# High Availability on Entando

To build applications on Entando for high availability (HA), it is best practice to examine your goals, hardware, networking, and application-specific setup as well as optimize the App Engine deployment for that environment. The configurations and tests below can be used as building blocks to create a deployment architecture that promotes HA for your application in most situations. They include steps to set up and validate a clustered instance of the Entando App Engine, along with the configuration for Redis to support that instance.

Checkout this alternate project with Redis deployed as a Sentinel configuration (opens new window) for an Entando cache.

TIP

To scale an Entando Application without the use of clustered storage assumes all instances are scheduled to a single node and requires a ReadWriteOnce (RWO) policy in conjunction with taints on other nodes. Be aware of the pros and cons of scheduling instances to the same node so you can maximize utilization of node resources and recover from an unreachable application instance. If the node terminates or is shutdown, your application will be down while Kubernetes reschedules the pods to a different node.

# Clustering

This section describes how to set up a clustered Entando App Engine in the entando-de-app image. The goal is to deploy a clustered instance of the App Engine and verify the scalable deployment and HA of the application.

To set up Redis for cache management, refer to the Redis Integration tutorial.

# Prerequisites

  • An existing deployment of an Entando App or the ability to create one.
    • If you haven't created a deployment or don't have a YAML file for an Entando deployment, follow the Quickstart instructions.
  • The Entando deployment must use a Relational Database Management System (RDBMS) to organize data in a table structure. Clustered instances will not work correctly with in-memory databases.
  • Sticky sessions are recommended when enabling a clustered Entando Application. For example, see Manage NGINX for related affinity settings.

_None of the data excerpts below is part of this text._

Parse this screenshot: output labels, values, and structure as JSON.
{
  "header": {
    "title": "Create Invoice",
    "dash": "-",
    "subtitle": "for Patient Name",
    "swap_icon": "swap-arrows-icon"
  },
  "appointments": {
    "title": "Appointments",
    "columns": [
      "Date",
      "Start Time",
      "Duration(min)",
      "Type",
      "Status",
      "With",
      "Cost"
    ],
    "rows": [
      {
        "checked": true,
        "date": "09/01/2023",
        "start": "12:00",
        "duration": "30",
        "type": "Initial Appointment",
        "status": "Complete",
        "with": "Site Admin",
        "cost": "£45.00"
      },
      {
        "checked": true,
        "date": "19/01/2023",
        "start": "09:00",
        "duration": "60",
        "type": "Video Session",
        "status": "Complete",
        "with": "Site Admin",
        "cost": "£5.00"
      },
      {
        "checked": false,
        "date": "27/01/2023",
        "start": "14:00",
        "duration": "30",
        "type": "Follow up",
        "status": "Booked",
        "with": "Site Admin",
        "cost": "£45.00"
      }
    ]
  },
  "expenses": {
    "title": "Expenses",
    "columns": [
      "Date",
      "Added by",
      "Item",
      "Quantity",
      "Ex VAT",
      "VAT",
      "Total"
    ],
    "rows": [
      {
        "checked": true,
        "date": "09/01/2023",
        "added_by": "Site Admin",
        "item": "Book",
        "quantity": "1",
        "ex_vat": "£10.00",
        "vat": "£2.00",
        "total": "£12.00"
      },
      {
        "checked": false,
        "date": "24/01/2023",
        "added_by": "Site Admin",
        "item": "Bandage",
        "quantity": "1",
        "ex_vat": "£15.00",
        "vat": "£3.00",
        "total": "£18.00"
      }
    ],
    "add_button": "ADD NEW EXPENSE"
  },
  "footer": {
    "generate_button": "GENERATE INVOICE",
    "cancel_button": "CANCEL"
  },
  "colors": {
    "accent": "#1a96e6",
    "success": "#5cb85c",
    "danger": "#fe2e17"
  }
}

# Creating a Clustered App Instance

  1. Create an Entando deployment via the operator config file or edit an existing deployment YAML file.
  2. Scale your Entando server application:
kubectl scale deployment quickstart-deployment -n entando --replicas=2
  1. To view the pods in your deployment:
kubectl get pods -n YOUR-NAMESPACE
  1. You should have two quickstart-deployment pods in your namespace.

  2. Look in the logs of the quickstart-deployment in either pod to see logging information related to different instances joining the cluster and balancing the data between the instances. See the screenshot for an example. Your actual logs will vary.

Clustered Logs

# Validating Clustered Instances

This is an advanced exercise and not required or recommended for most deployment scenarios. The steps below validate that the clustered instances are working in your environment and that you have created a high availability deployment.

  1. Complete the creating a clustered instance tutorial above or have an existing clustered Entando App instance available for testing.
  2. Retrieve the URL for your entando-de-app:
kubectl get ingress -n YOUR-NAMESPACE
  1. Open the URL in a browser and ensure that the application is working.
  2. Open a new browser window in incognito or private browsing mode to ensure that no data is cached and you're receiving a copy of the running application. Do not navigate to the app.
  3. Delete one of the server deployment pods in your clustered instance:
kubectl delete YOUR-POD-NAME -n YOUR-NAMESPACE
  • There are other ways to do this. You could also shell into the server-container and manually kill the running app process with kill -9 357.
  • If you want to test at the hardware level, you could manually terminate a node in your cluster (ensuring that the pods are scheduled to different nodes).
  1. In your private/incognito browser window, open the URL to your entando-de-app.
  2. Check that the application continues to render while the pod you deleted is no longer present.
  3. Wait for Kubernetes to restore your deleted pod.
  4. Check that the application continues to render after the pod is restored.

# Caching Validation

Validating the shared cache can be done in a process similar to the clustered instance validation. The high-level steps are:

  1. Deploy a clustered instance (see creating a clustered instance tutorial).
  2. Create data with the App Builder (pages, page templates, content etc.), using the external route for the application.
  3. Refer to the logs to note which instance processed the request.
  4. Terminate that instance.
  5. Fetch the recently created data and verify that the data are returned.